27 Jan 2015

What If?

That's always been the big question, hasn't it? Every time something is going well for us, we question what might have been had we made a different decision. It's something I catch myself doing and when I do, I smile and remind myself that not all doors are closed and not all windows open.

We are never happy with what we have in the moment and we look for a reason to doubt that happiness is ours. Personally, I believe that people are afraid to be happy because it alerts others to the fact that you are no longer playing by their rules. To be happy is to be free of those social constraints that seek to keep you down and in compliance within the accepted framework of doubt, cleverly disguised as 'knowing what's best'.

How many times have you found yourself saying things like, 'I'd never take that much of a risk, not with the job market being what it is'; or 'She's crazy, dating that guy. She doesn't even know what a Monet is!'. Those are clearly ridiculous examples, and for good reason. Other people's ideas and thoughts and feelings are just that: not yours. Who knows why the risk-taker chose this time to make their move? Do you really care why she is dating that guy? Why are you so invested?

Fear. 

Things like that are said out of fear that someone might be getting closer to achieving their brand of happiness and that's frightening to those who are nowhere near that point in their lives. Those who actively make changes to be happy are looked at sideways.

I have tried to keep 'What If's' out of my internal monologue, however difficult it might be. I have realized that there is no such thing as a closed door or an open window; that all things are just where they need to be, when they need to be there. For me, there is no looking back in anger. If I choose to look back and reflect, it's with love and an appreciation for the lessons I learned during those painful times.

I am conquering my fears by restating them in terms that better reflect what they are.

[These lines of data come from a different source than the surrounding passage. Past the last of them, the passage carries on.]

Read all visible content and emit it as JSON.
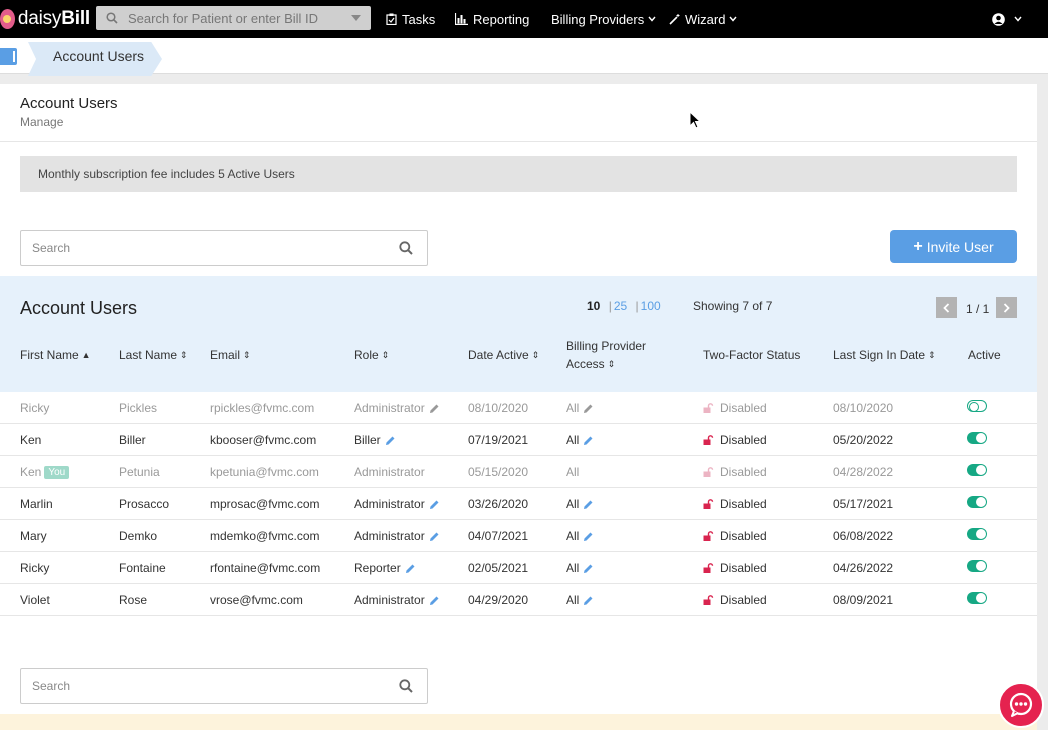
{
  "topnav": {
    "logo_text": "daisyBill",
    "search_placeholder": "Search for Patient or enter Bill ID",
    "tasks": "Tasks",
    "reporting": "Reporting",
    "billing_providers": "Billing Providers",
    "wizard": "Wizard"
  },
  "breadcrumb": {
    "current": "Account Users"
  },
  "page": {
    "title": "Account Users",
    "subtitle": "Manage"
  },
  "notice": "Monthly subscription fee includes 5 Active Users",
  "search": {
    "placeholder": "Search"
  },
  "invite_button": "Invite User",
  "table": {
    "title": "Account Users",
    "page_sizes": {
      "current": "10",
      "opt1": "25",
      "opt2": "100",
      "sep": "|"
    },
    "showing": "Showing 7 of 7",
    "page_indicator": "1 / 1",
    "columns": {
      "first_name": "First Name",
      "last_name": "Last Name",
      "email": "Email",
      "role": "Role",
      "date_active": "Date Active",
      "billing_access_1": "Billing Provider",
      "billing_access_2": "Access",
      "two_factor": "Two-Factor Status",
      "last_sign_in": "Last Sign In Date",
      "active": "Active"
    },
    "you_badge": "You",
    "rows": [
      {
        "first": "Ricky",
        "last": "Pickles",
        "email": "rpickles@fvmc.com",
        "role": "Administrator",
        "date_active": "08/10/2020",
        "access": "All",
        "two_factor": "Disabled",
        "last_sign_in": "08/10/2020"
      },
      {
        "first": "Ken",
        "last": "Biller",
        "email": "kbooser@fvmc.com",
        "role": "Biller",
        "date_active": "07/19/2021",
        "access": "All",
        "two_factor": "Disabled",
        "last_sign_in": "05/20/2022"
      },
      {
        "first": "Ken",
        "last": "Petunia",
        "email": "kpetunia@fvmc.com",
        "role": "Administrator",
        "date_active": "05/15/2020",
        "access": "All",
        "two_factor": "Disabled",
        "last_sign_in": "04/28/2022"
      },
      {
        "first": "Marlin",
        "last": "Prosacco",
        "email": "mprosac@fvmc.com",
        "role": "Administrator",
        "date_active": "03/26/2020",
        "access": "All",
        "two_factor": "Disabled",
        "last_sign_in": "05/17/2021"
      },
      {
        "first": "Mary",
        "last": "Demko",
        "email": "mdemko@fvmc.com",
        "role": "Administrator",
        "date_active": "04/07/2021",
        "access": "All",
        "two_factor": "Disabled",
        "last_sign_in": "06/08/2022"
      },
      {
        "first": "Ricky",
        "last": "Fontaine",
        "email": "rfontaine@fvmc.com",
        "role": "Reporter",
        "date_active": "02/05/2021",
        "access": "All",
        "two_factor": "Disabled",
        "last_sign_in": "04/26/2022"
      },
      {
        "first": "Violet",
        "last": "Rose",
        "email": "vrose@fvmc.com",
        "role": "Administrator",
        "date_active": "04/29/2020",
        "access": "All",
        "two_factor": "Disabled",
        "last_sign_in": "08/09/2021"
      }
    ]
  },
  "colors": {
    "accent": "#5a9ee4",
    "toggle_on": "#16a884",
    "lock": "#d9244f",
    "chat": "#e5224f"
  }
}
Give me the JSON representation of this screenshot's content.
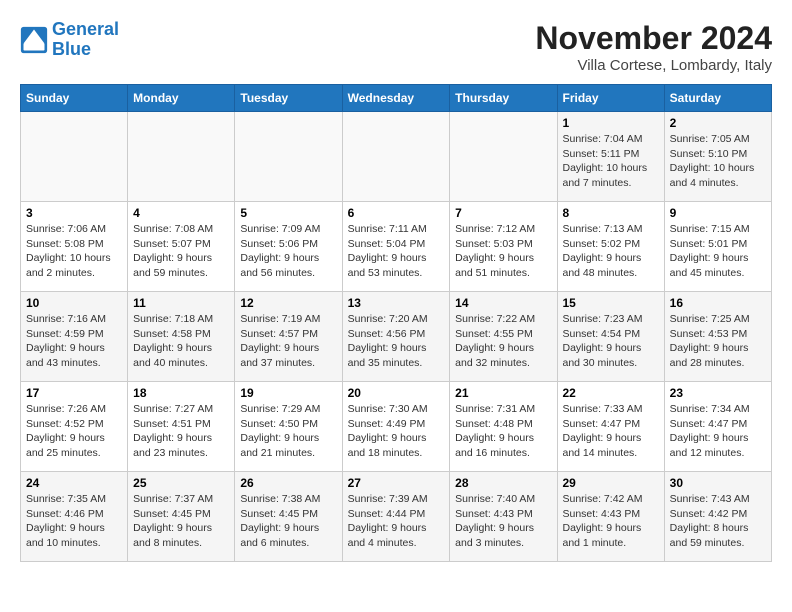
{
  "logo": {
    "line1": "General",
    "line2": "Blue"
  },
  "title": "November 2024",
  "location": "Villa Cortese, Lombardy, Italy",
  "weekdays": [
    "Sunday",
    "Monday",
    "Tuesday",
    "Wednesday",
    "Thursday",
    "Friday",
    "Saturday"
  ],
  "weeks": [
    [
      {
        "day": "",
        "info": ""
      },
      {
        "day": "",
        "info": ""
      },
      {
        "day": "",
        "info": ""
      },
      {
        "day": "",
        "info": ""
      },
      {
        "day": "",
        "info": ""
      },
      {
        "day": "1",
        "info": "Sunrise: 7:04 AM\nSunset: 5:11 PM\nDaylight: 10 hours and 7 minutes."
      },
      {
        "day": "2",
        "info": "Sunrise: 7:05 AM\nSunset: 5:10 PM\nDaylight: 10 hours and 4 minutes."
      }
    ],
    [
      {
        "day": "3",
        "info": "Sunrise: 7:06 AM\nSunset: 5:08 PM\nDaylight: 10 hours and 2 minutes."
      },
      {
        "day": "4",
        "info": "Sunrise: 7:08 AM\nSunset: 5:07 PM\nDaylight: 9 hours and 59 minutes."
      },
      {
        "day": "5",
        "info": "Sunrise: 7:09 AM\nSunset: 5:06 PM\nDaylight: 9 hours and 56 minutes."
      },
      {
        "day": "6",
        "info": "Sunrise: 7:11 AM\nSunset: 5:04 PM\nDaylight: 9 hours and 53 minutes."
      },
      {
        "day": "7",
        "info": "Sunrise: 7:12 AM\nSunset: 5:03 PM\nDaylight: 9 hours and 51 minutes."
      },
      {
        "day": "8",
        "info": "Sunrise: 7:13 AM\nSunset: 5:02 PM\nDaylight: 9 hours and 48 minutes."
      },
      {
        "day": "9",
        "info": "Sunrise: 7:15 AM\nSunset: 5:01 PM\nDaylight: 9 hours and 45 minutes."
      }
    ],
    [
      {
        "day": "10",
        "info": "Sunrise: 7:16 AM\nSunset: 4:59 PM\nDaylight: 9 hours and 43 minutes."
      },
      {
        "day": "11",
        "info": "Sunrise: 7:18 AM\nSunset: 4:58 PM\nDaylight: 9 hours and 40 minutes."
      },
      {
        "day": "12",
        "info": "Sunrise: 7:19 AM\nSunset: 4:57 PM\nDaylight: 9 hours and 37 minutes."
      },
      {
        "day": "13",
        "info": "Sunrise: 7:20 AM\nSunset: 4:56 PM\nDaylight: 9 hours and 35 minutes."
      },
      {
        "day": "14",
        "info": "Sunrise: 7:22 AM\nSunset: 4:55 PM\nDaylight: 9 hours and 32 minutes."
      },
      {
        "day": "15",
        "info": "Sunrise: 7:23 AM\nSunset: 4:54 PM\nDaylight: 9 hours and 30 minutes."
      },
      {
        "day": "16",
        "info": "Sunrise: 7:25 AM\nSunset: 4:53 PM\nDaylight: 9 hours and 28 minutes."
      }
    ],
    [
      {
        "day": "17",
        "info": "Sunrise: 7:26 AM\nSunset: 4:52 PM\nDaylight: 9 hours and 25 minutes."
      },
      {
        "day": "18",
        "info": "Sunrise: 7:27 AM\nSunset: 4:51 PM\nDaylight: 9 hours and 23 minutes."
      },
      {
        "day": "19",
        "info": "Sunrise: 7:29 AM\nSunset: 4:50 PM\nDaylight: 9 hours and 21 minutes."
      },
      {
        "day": "20",
        "info": "Sunrise: 7:30 AM\nSunset: 4:49 PM\nDaylight: 9 hours and 18 minutes."
      },
      {
        "day": "21",
        "info": "Sunrise: 7:31 AM\nSunset: 4:48 PM\nDaylight: 9 hours and 16 minutes."
      },
      {
        "day": "22",
        "info": "Sunrise: 7:33 AM\nSunset: 4:47 PM\nDaylight: 9 hours and 14 minutes."
      },
      {
        "day": "23",
        "info": "Sunrise: 7:34 AM\nSunset: 4:47 PM\nDaylight: 9 hours and 12 minutes."
      }
    ],
    [
      {
        "day": "24",
        "info": "Sunrise: 7:35 AM\nSunset: 4:46 PM\nDaylight: 9 hours and 10 minutes."
      },
      {
        "day": "25",
        "info": "Sunrise: 7:37 AM\nSunset: 4:45 PM\nDaylight: 9 hours and 8 minutes."
      },
      {
        "day": "26",
        "info": "Sunrise: 7:38 AM\nSunset: 4:45 PM\nDaylight: 9 hours and 6 minutes."
      },
      {
        "day": "27",
        "info": "Sunrise: 7:39 AM\nSunset: 4:44 PM\nDaylight: 9 hours and 4 minutes."
      },
      {
        "day": "28",
        "info": "Sunrise: 7:40 AM\nSunset: 4:43 PM\nDaylight: 9 hours and 3 minutes."
      },
      {
        "day": "29",
        "info": "Sunrise: 7:42 AM\nSunset: 4:43 PM\nDaylight: 9 hours and 1 minute."
      },
      {
        "day": "30",
        "info": "Sunrise: 7:43 AM\nSunset: 4:42 PM\nDaylight: 8 hours and 59 minutes."
      }
    ]
  ]
}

I am not afraid of success; I am afraid of losing people along the way. I am not afraid of change; I am afraid of what happens after the change happens. And so on.

Re-framing is a big part of my strategy for overcoming stress, fear, anger, and sadness. Often I find that by restating what I am feeling, I can figure out what the root cause is and deal with it, thereby eliminating the stress. 

Might not work for everyone, but it keeps me sane.